3-5PM – Mass Incarceration and State Violence – Film: Teach Our Children (1972 B&W 35 min)
One of the first films made by Third World Newsreel, this film focuses on the historic 1971 Attica prison rebellion in upstate New York. The film targets the conditions that caused the prisoners to take drastic steps toward securing their basic rights and questions the behavior of the authorities that resulted in the deaths of thirty-one inmates and prison guards from bullets fired by the National Guard. Preserved by the Pacific Film Archives and CInemalab. MIAP alumni Pamela Jean Smith worked on the preservation of Teach Our Children. Panelists will include filmmakers Christine Choy and Susan Robeson, Attica observer and Fortune Society founder David Rothenberg, and past and current activists on police and state violence.

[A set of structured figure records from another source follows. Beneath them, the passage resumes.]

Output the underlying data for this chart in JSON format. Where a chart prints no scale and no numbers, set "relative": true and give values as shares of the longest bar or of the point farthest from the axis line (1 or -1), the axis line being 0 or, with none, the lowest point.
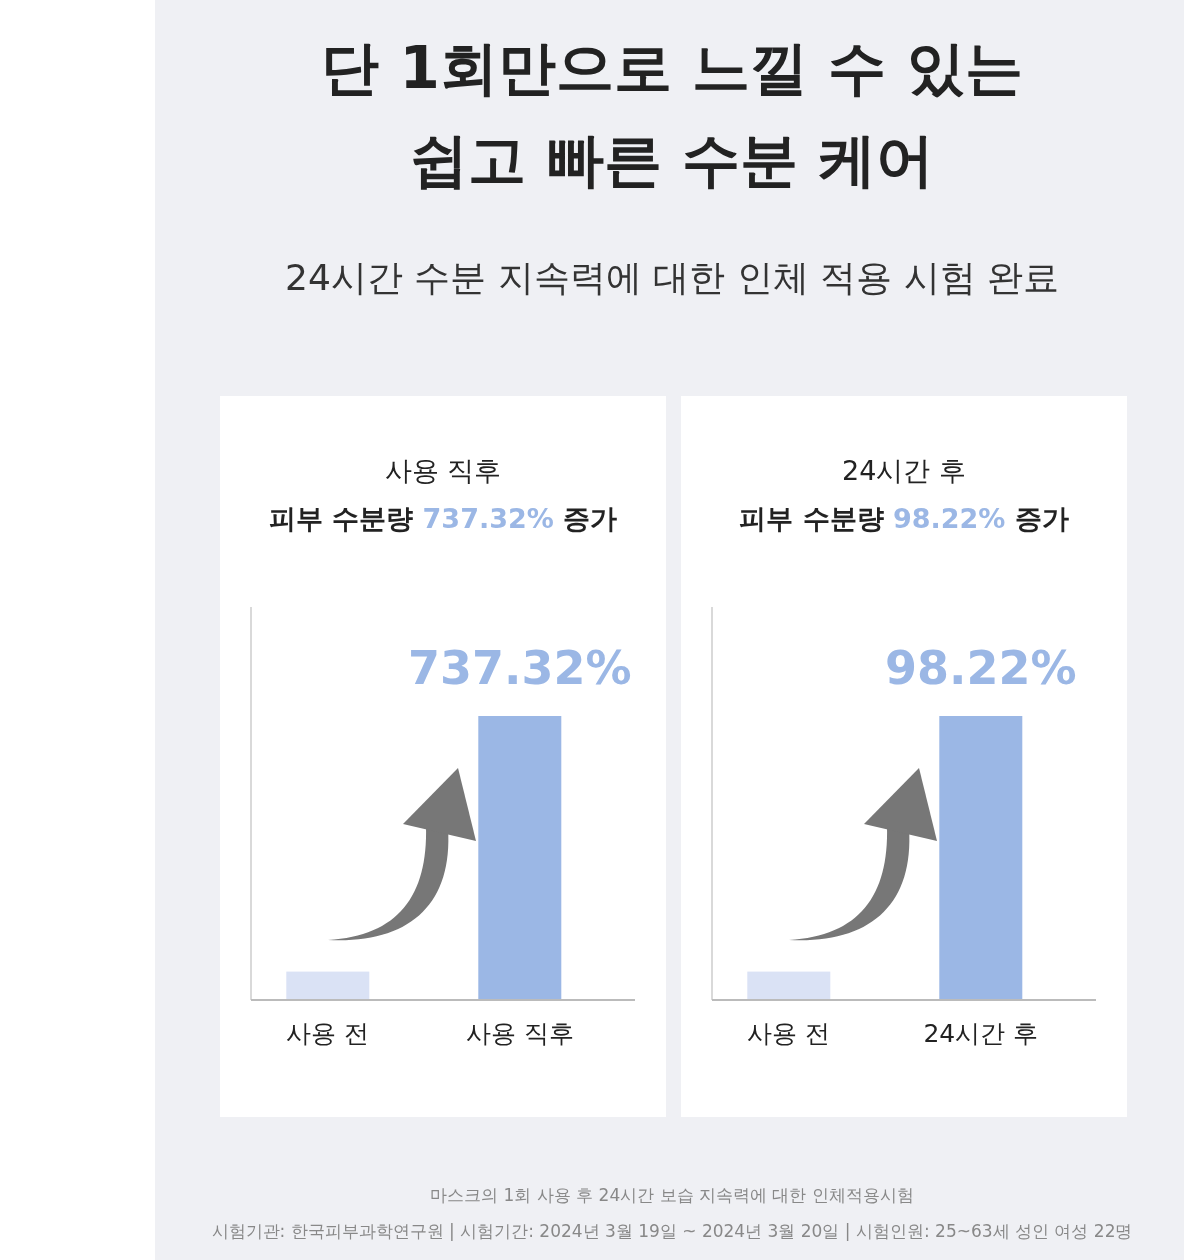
{
  "chart_data": [
    {
      "type": "other",
      "title": "단 1회만으로 느낄 수 있는\n쉽고 빠른 수분 케어",
      "subtitle": "24시간 수분 지속력에 대한 인체 적용 시험 완료",
      "annotations": [
        "마스크의 1회 사용 후 24시간 보습 지속력에 대한 인체적용시험",
        "시험기관: 한국피부과학연구원 | 시험기간: 2024년 3월 19일 ~ 2024년 3월 20일 | 시험인원: 25~63세 성인 여성 22명"
      ]
    },
    {
      "type": "bar",
      "title": "사용 직후",
      "subtitle": "피부 수분량 737.32% 증가",
      "categories": [
        "사용 전",
        "사용 직후"
      ],
      "values": [
        0.1,
        1
      ],
      "colors": [
        "#dae2f5",
        "#9bb7e5"
      ],
      "relative": true,
      "annotations": [
        {
          "text": "737.32%",
          "x": "사용 직후",
          "y": 1
        }
      ],
      "grid": false
    },
    {
      "type": "bar",
      "title": "24시간 후",
      "subtitle": "피부 수분량 98.22% 증가",
      "categories": [
        "사용 전",
        "24시간 후"
      ],
      "values": [
        0.1,
        1
      ],
      "colors": [
        "#dae2f5",
        "#9bb7e5"
      ],
      "relative": true,
      "annotations": [
        {
          "text": "98.22%",
          "x": "24시간 후",
          "y": 1
        }
      ],
      "grid": false
    }
  ]
}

5:15-7:15PM – Fighting Gentrification – Film: Break and Enter (Rompiendo Puertas) (1970, B&W 42 min)
A Newsreel documentary on the fight against the impact of gentrification, then called “urban renewal” on the upper west side of Manhattan. The primarily Latino community was being forced out of their homes to make way for hotels and restaurants–and a mostly women-led community organization formed to take back the empty buildings, forming a squatters’ movement Operation Move-In. Preserved with the support of the National Film Preservation Foundation and Color Lab and the assistance of MIAP interns. Panelists will include filmmakers Peter Barton and Carol Foresta, activist Esperanza Martell, and Shahana Hanif and Wai Yee Poon of CAAAV.
The symposium panels will be preceded by the workshop Archiving and Preserving Film/Media Collections from 10AM-12:30 PM at 665 Broadway, 6th Floor in Room 643. The workshop will be an introduction for independent film/videomakers, activists and activist organizations on how to organize, evaluate and preserve their film and media collections. Featured speakers: XFR Collective and AMIA @ NYU. Free with pre-registration.